Dear Professor Investor, How can I deal with co-founders that aren't pulling their weight?
Pam from San Mateo
Great question, Pam. Unfortunately, this is one that I've had (and most investors have had) to deal with too many times. Of the last 23 startups my fund invested in, 20% lost a founder within the first 12 months, even more had issues with "under-contributing founders." So why does that happen (so often), and what can be done about it?
On first blush, everyone seems great. Before the down days, before the doors slamming in your face, before the failed prototypes, before the failed sales -- everyone wants to be a founder. Unfortunately, by day 300, everyone's true character often shines through. In some cases, more than you would think -- great founders on day one turn into liabilities by day 300.
This happens to be a common problem. Founder fatigue, differing visions, externalities -- these can all put stress on partnerships. That is why you should always pick your co-founders wisely, and not just because you know them and they are available at the time.
Even selecting your partners wisely isn't enough, which is why I insist that all of my startups do two things on founding: Create a unanimous shareholder's agreement, and deploy reverse vesting. The former is a legal document that acts like a prenup agreement in a marriage. A unanimous shareholder's agreement (or USA) outlines how the founders (shareholders) will act, treat one another, split profits, manage the company, set budgets, etc. It also outlines how founders can be removed. Discuss this while everyone is still feeling optimistic. Leaving dissolution until the day the shit hits the fan is way too late. Furthermore, if you and your co-founders can't agree on the terms of the USA, you already know there is an issue.
In addition to a USA, I insist my startups deploy reverse vesting. Reverse vesting means that while your share of the company -- say 20% -- is determined at the time the startup is created; you don't own 20%. Instead, you earn this over a period of time, which is known as a vesting period. I recommend a 24-month vesting period. So if you get 20%, you actually earn one-eighth of these shares every three months. If you leave the startup before the end of the vesting period, you only get the shares earned to date. The remaining shares stay in the equity pool of the company, and can be used to bring on your replacement.
But let's say I wasn't your investor, and I didn't insist on a USA, and you didn't set up reverse vesting -- what can you do with a co-founder who is not contributing? First, examine the underlying issues. There are a few key questions to consider before you make your decision on how to proceed:
1. What is in your co-founder's way?
Is your co-founder being held up by a lack of clarity? Is it a lack of motivation or a lack of autonomy? Why are they not pulling their weight? Just sitting down to talk with them could help clear this up.
2. What job was your co-founder brought on to complete?
Is this job being completed?
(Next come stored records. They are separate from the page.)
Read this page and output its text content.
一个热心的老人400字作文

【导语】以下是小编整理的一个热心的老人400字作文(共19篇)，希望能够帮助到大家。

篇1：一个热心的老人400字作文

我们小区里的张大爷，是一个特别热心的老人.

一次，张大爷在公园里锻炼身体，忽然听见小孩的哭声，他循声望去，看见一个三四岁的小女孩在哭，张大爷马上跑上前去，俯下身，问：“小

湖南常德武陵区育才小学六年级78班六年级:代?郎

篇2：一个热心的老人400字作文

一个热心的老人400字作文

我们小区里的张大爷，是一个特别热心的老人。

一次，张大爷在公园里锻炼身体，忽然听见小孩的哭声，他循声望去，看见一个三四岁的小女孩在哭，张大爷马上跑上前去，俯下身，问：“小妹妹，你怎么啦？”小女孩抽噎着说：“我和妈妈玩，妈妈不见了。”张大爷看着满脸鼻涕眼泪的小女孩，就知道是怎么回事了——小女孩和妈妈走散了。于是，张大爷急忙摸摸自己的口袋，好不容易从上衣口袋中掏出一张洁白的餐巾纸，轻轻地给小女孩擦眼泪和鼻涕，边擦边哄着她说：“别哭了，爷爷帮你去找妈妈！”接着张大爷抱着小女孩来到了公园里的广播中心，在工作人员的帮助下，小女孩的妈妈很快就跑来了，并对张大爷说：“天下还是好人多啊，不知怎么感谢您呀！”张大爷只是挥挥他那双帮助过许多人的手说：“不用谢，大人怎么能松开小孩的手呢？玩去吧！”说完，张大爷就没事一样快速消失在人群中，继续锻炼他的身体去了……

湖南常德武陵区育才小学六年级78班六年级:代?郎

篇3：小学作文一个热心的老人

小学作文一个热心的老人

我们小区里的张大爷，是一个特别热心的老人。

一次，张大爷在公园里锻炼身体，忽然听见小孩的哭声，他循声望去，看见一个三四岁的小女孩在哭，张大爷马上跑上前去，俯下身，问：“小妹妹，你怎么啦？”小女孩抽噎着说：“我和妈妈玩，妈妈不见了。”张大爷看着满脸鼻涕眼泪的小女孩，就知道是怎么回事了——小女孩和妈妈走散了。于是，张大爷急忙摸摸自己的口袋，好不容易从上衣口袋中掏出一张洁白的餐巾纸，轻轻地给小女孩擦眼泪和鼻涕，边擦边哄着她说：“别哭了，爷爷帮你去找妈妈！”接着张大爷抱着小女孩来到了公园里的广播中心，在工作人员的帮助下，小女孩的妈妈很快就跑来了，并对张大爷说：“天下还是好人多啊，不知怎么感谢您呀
Maybe you need to define your roles better, or maybe they are in the wrong role.
3. Is your co-founder capable of doing the job?
Do their skills match their position? Sometimes, startup founders bring on close friends because they trust them, but then come to realize they are in the wrong position and the company suffers because of it. If your co-founder is not capable, you either need to lay them off or find a better spot for them within the company.
4. Do you just simply not like the way this co-founder works?
People work differently. Some like micromanaging while others prefer a more laid-back management style. Does your style match theirs? Is this something you can work on together, or is it a deal-breaker? If it's the latter, maybe you should reconsider your position and theirs within the company. Working with other people is tricky in general. Our internal, instinct is to assume that we're the best workers on the planet and everyone else is incompetent, an idiot, a slacker or all of the above.
Usually, it's a combination of a lack of clarity at the organizational level in addition to poor communication, no processes, or just plain, old, we-don't-see-eye-to-eye-on-things-ness.
So before you start firing co-founders, ask these four questions. If these questions don't resolve the matter, then turn to your shareholder's agreement, or employment agreements, or simply ask them to step away, leaving behind unvested equity for the replacement employee you will have to bring in to pick up the hole left behind.